Une réunion annuelle de suivi peut paraître parfois lourde. En l'occurrence, elle apparaît nécessaire pour faire un point d'étape sur la mise en oeuvre des différentes propositions.

J'exprimerai ici le souhait, monsieur le président, que la Délégation nous accompagne dans nos démarches, même si je sais que Mme la ministre des outre-mer est très sensible à ces questions. Il faut que le Gouvernement puisse trancher.

La proposition n°7 sur la collation servie aux élèves me tient aussi particulièrement à coeur. Vous avez compris, chers collègues, combien les distances posent de problèmes pour les transports. En tant que parents ou futurs parents, nous ne pouvons admettre que des enfants, après s'être réveillés très tôt pour pouvoir se rendre dans leur établissement scolaire, restent toute une journée sans rien manger ou bien se nourrissent de choses à bannir au plan diététique alors que les plans santé ont montré le poids du diabète et de l'hypertension en outre-mer. Le rôle de la société est d'accompagner. Généraliser l'accès à une collation me semble indispensable. J'espère que Mme la ministre, que je sais sensible à ces questions, va se battre pour que ce service soit mis en place. Il faut que nous montrions que nous l'appuyons afin qu'elle puisse gagner ses arbitrages interministériels.

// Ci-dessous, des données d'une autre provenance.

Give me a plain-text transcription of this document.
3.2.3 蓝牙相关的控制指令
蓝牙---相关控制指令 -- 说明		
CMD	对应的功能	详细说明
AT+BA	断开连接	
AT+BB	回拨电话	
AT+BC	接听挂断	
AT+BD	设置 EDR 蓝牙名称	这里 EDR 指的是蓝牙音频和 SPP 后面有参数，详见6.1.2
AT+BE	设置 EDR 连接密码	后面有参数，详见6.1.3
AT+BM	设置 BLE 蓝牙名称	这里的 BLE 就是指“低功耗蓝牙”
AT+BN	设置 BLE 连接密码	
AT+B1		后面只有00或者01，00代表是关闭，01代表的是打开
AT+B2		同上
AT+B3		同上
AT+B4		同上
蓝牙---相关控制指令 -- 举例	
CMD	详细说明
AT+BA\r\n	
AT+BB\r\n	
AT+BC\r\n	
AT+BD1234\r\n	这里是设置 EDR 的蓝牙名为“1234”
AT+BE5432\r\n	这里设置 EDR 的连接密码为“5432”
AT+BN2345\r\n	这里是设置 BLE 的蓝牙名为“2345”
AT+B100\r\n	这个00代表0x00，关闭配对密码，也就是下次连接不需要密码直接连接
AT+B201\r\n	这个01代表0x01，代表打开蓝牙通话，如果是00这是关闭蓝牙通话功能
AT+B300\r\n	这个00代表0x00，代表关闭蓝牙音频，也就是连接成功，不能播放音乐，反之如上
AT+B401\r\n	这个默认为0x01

Cette semaine, l'Assemblée nationale aborde des sujets très sensibles pour la Guyane. Aujourd'hui, la Délégation aux outre-mer entend Mme Marie-Anne Chapdelaine sur son rapport et demain, la commission du développement durable organise une table ronde sur l'orpaillage illégal. Cette pratique est un vrai fléau pour notre territoire et elle nourrit le mal-être des populations amérindiennes et bushinenge. Les garimpeiros, orpailleurs illégaux sans foi ni loi, pillent les abatis des populations, exercent des violences sur les habitants, les femmes en particulier, et se livrent à la surchasse et à la surpêche. Ils sont à l'origine d'une pollution de l'eau au mercure, avec les conséquences que l'on sait en termes d'atteintes à la chaîne alimentaire et de malformations neurologiques.

Dans une dizaine de jours, nous allons aborder la deuxième lecture du projet de loi relatif à la biodiversité. Si la Guyane représente une part importante du domaine maritime de la France, elle a une place particulière dans la préservation de la biodiversité à travers la forêt amazonienne. En ce domaine, les Amérindiens, forts d'un savoir-faire millénaire, jouent un rôle décisif. Les députés de Guyane ont besoin du soutien de leurs collègues pour que ce rôle trouve une reconnaissance dans la loi : reconnaissance de leur apport pour l'humanité et reconnaissance de leur culture propre.

Je terminerai par les langues pour regretter, monsieur Gosselin, que la droite ne nous ait pas suivis dans la reconnaissance des langues minoritaires. Il importerait de reconnaître et valoriser les langues amérindiennes, qui sont en train de se perdre. Je sais que M. Gosselin partage mes regrets.